Research

Conflict and Fragility

Op-ed

Lebanon's elections: whose victory?

16 May 2018 - 17:09
Source: Shane Armas Kopisto/flickr

The full text of this opinion was published on the website of openDemocracy on 16 May 2018.

Recent parliamentary elections in Lebanon may look like a straight-out victory for the country’s Shi’a parties, but things are not that simple. 

If one takes international media headlines at face value, the outcome of Lebanon’s parliamentary election is clear: Hezbollah, the country’s militant Shi’a movement, won by a landslide. The assessment of many pundits that Lebanon simply is an outpost of the Iranian revolutionary guard on the Mediterranean has now become final. Or, as Naftali Bennett, the leader of Israel’s Jewish Home party, put it with his trademark subtlety: “The State of Israel will not differentiate between the sovereign State of Lebanon and Hezbollah, and will view Lebanon as responsible for any action from within its territory".
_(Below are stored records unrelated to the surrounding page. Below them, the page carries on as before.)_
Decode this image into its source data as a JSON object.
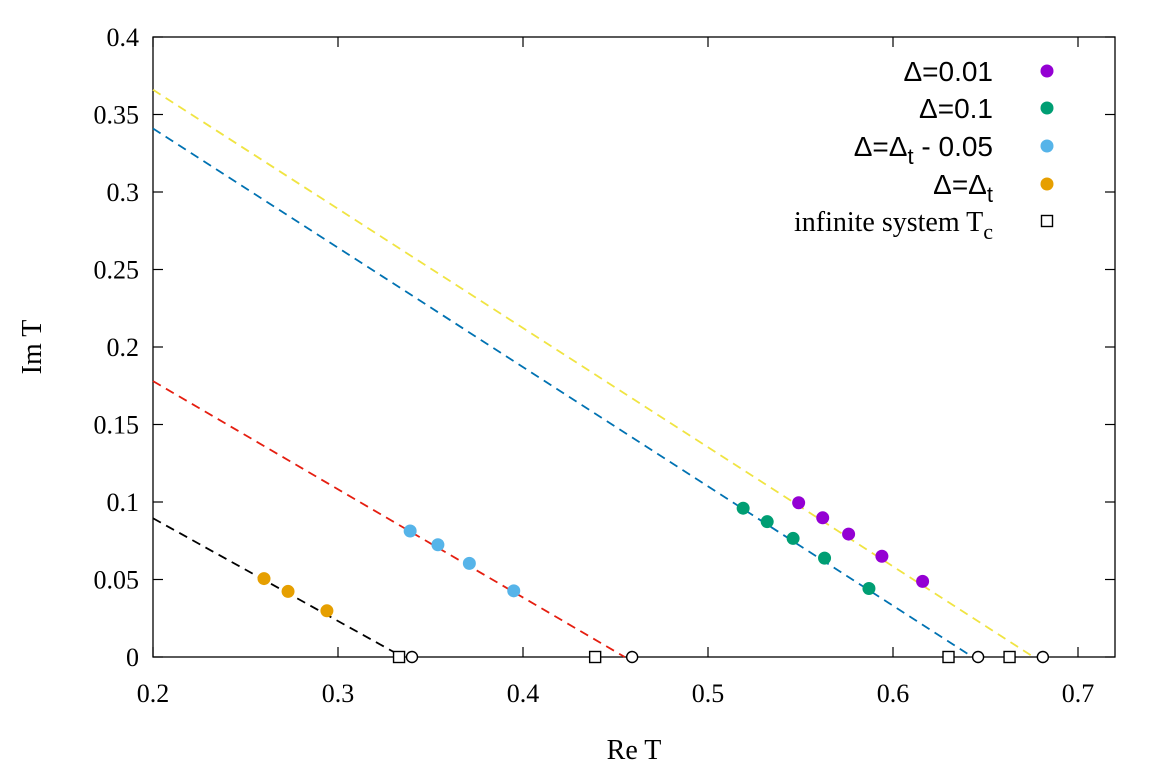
{
  "chart_data": {
    "type": "scatter",
    "xlabel": "Re T",
    "ylabel": "Im T",
    "xlim": [
      0.2,
      0.72
    ],
    "ylim": [
      0,
      0.4
    ],
    "x_ticks": [
      "0.2",
      "0.3",
      "0.4",
      "0.5",
      "0.6",
      "0.7"
    ],
    "y_ticks": [
      "0",
      "0.05",
      "0.1",
      "0.15",
      "0.2",
      "0.25",
      "0.3",
      "0.35",
      "0.4"
    ],
    "grid": false,
    "legend_position": "top-right",
    "series": [
      {
        "name": "Δ=0.01",
        "legend_label": {
          "base": "Δ=0.01"
        },
        "color": "#9400d3",
        "marker": "filled-circle",
        "points": [
          [
            0.549,
            0.0995
          ],
          [
            0.562,
            0.0898
          ],
          [
            0.576,
            0.0793
          ],
          [
            0.594,
            0.065
          ],
          [
            0.616,
            0.0488
          ]
        ]
      },
      {
        "name": "Δ=0.1",
        "legend_label": {
          "base": "Δ=0.1"
        },
        "color": "#009e73",
        "marker": "filled-circle",
        "points": [
          [
            0.519,
            0.096
          ],
          [
            0.532,
            0.0873
          ],
          [
            0.546,
            0.0765
          ],
          [
            0.563,
            0.0638
          ],
          [
            0.587,
            0.0442
          ]
        ]
      },
      {
        "name": "Δ=Δt - 0.05",
        "legend_label": {
          "base": "Δ=Δ",
          "sub": "t",
          "after": " - 0.05"
        },
        "color": "#56b4e9",
        "marker": "filled-circle",
        "points": [
          [
            0.339,
            0.0813
          ],
          [
            0.354,
            0.0724
          ],
          [
            0.371,
            0.0604
          ],
          [
            0.395,
            0.0427
          ]
        ]
      },
      {
        "name": "Δ=Δt",
        "legend_label": {
          "base": "Δ=Δ",
          "sub": "t",
          "after": ""
        },
        "color": "#e69f00",
        "marker": "filled-circle",
        "points": [
          [
            0.26,
            0.0506
          ],
          [
            0.273,
            0.0423
          ],
          [
            0.294,
            0.0298
          ]
        ]
      },
      {
        "name": "infinite system Tc",
        "legend_label": {
          "base": "infinite system T",
          "sub": "c",
          "after": ""
        },
        "color": "#000000",
        "marker": "open-square",
        "points": [
          [
            0.333,
            0
          ],
          [
            0.439,
            0
          ],
          [
            0.63,
            0
          ],
          [
            0.663,
            0
          ]
        ]
      }
    ],
    "open_circles": {
      "color": "#000000",
      "points": [
        [
          0.34,
          0
        ],
        [
          0.459,
          0
        ],
        [
          0.646,
          0
        ],
        [
          0.681,
          0
        ]
      ]
    },
    "fit_lines": [
      {
        "color": "#f0e442",
        "from": [
          0.2,
          0.366
        ],
        "to": [
          0.676,
          0
        ]
      },
      {
        "color": "#0072b2",
        "from": [
          0.2,
          0.341
        ],
        "to": [
          0.643,
          0
        ]
      },
      {
        "color": "#e51e10",
        "from": [
          0.2,
          0.178
        ],
        "to": [
          0.455,
          0
        ]
      },
      {
        "color": "#000000",
        "from": [
          0.2,
          0.0895
        ],
        "to": [
          0.335,
          0
        ]
      }
    ]
  }
}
A quick glance at the election results could justify the assumption of Hezbollah’s electoral dominance. Its electoral list with Amal (another Shi’a party) controls slightly over a third of the country’s 128-seat parliament (43 seats). If one adds the seats won by Hezbollah’s allies, the Free Patriotic Movement (a Maronite Christian party) and a few minor independents, it now commands a parliamentary majority of 67 seats. 

The political discontent of the country’s Sunnis is arguably the more important message from these elections 

Seductively simple as they appear, these figures however hide more complex realities of fragmentation, political alliances and the significant risk that electoral success in Lebanon carries. 

As Lebanon’s political settlement comes under growing pressure, the political discontent of the country’s Sunnis is arguably the more important message from these elections.